A Detailed Seminar by PhD Candidate Iman Qais Abdul-Jalil in the Software Department, College of Information Technology – University of Babylon
Duhaa Fadill Abbas
As part of the ongoing academic activities for postgraduate students, the Software Department at the College of Information Technology – University of Babylon held a comprehensive seminar for PhD candidate Iman Qais Abdul-Jalil, to discuss the scientific aspects of her dissertation entitled:
"Detecting Fake News on Social Networks Based on Textual and Visual Sources Using the Deep Learning Attention Mechanism"
The seminar was conducted under the supervision of Prof. Dr. Israa Hadi Ali, and attended by the scientific committee composed of:
- Prof. Dr. Huda Naji Nawaf – Chair
- Prof. Dr. Iman Salih Sakban – Member
- Prof. Dr. Asaad Sabah Hadi – Member
- Asst. Prof. Dr. Ahmed Khalaf Obeid – Member
- Asst. Prof. Dr. Ahmed Habeeb Saeed – Member
- Prof. Dr. Israa Hadi Ali – Member and Supervisor
With the growing popularity of social media platforms, the dissemination of misinformation and fake news has become a pressing issue, resulting in widespread public mistrust and significant challenges in manual detection due to the speed and volume of content. In response, the academic community has made considerable efforts to develop automated algorithms for fake news detection.

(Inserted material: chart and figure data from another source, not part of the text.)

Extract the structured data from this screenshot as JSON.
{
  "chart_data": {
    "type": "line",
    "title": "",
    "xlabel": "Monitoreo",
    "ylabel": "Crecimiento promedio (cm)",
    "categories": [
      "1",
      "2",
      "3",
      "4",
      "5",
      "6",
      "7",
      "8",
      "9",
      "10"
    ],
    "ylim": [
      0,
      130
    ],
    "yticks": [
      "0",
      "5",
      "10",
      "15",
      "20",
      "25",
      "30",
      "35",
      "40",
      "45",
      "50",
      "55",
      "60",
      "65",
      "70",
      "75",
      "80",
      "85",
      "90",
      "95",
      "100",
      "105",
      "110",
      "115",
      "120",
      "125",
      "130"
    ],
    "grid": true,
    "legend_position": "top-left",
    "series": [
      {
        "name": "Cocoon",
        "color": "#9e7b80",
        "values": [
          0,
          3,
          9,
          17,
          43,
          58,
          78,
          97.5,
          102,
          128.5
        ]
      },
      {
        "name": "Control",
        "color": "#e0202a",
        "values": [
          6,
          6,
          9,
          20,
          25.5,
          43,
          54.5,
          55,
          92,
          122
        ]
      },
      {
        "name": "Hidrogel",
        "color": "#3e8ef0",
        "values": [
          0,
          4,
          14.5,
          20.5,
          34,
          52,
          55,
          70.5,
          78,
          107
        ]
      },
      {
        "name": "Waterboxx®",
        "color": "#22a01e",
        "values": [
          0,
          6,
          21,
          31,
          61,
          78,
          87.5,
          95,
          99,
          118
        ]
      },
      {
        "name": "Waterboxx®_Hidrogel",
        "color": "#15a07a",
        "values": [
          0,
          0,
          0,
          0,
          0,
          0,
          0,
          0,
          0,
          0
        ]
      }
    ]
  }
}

However, many of the existing detection systems focus primarily on the textual content of the news article, overlooking the substantial influence of accompanying visual elements, which often serve as a primary motivator for initial engagement and further sharing. This over-reliance on textual analysis alone limits the accuracy of fake news detection—particularly for visually-rich content—highlighting the necessity for a more robust and multimodal approach.
The core objective of this research is to develop an advanced multimodal framework for detecting fake news by integrating both textual and visual data sources. The proposed model leverages deep learning and attention mechanisms to enhance prediction accuracy, demonstrating the capacity to effectively analyze and identify deceptive content within a curated news dataset.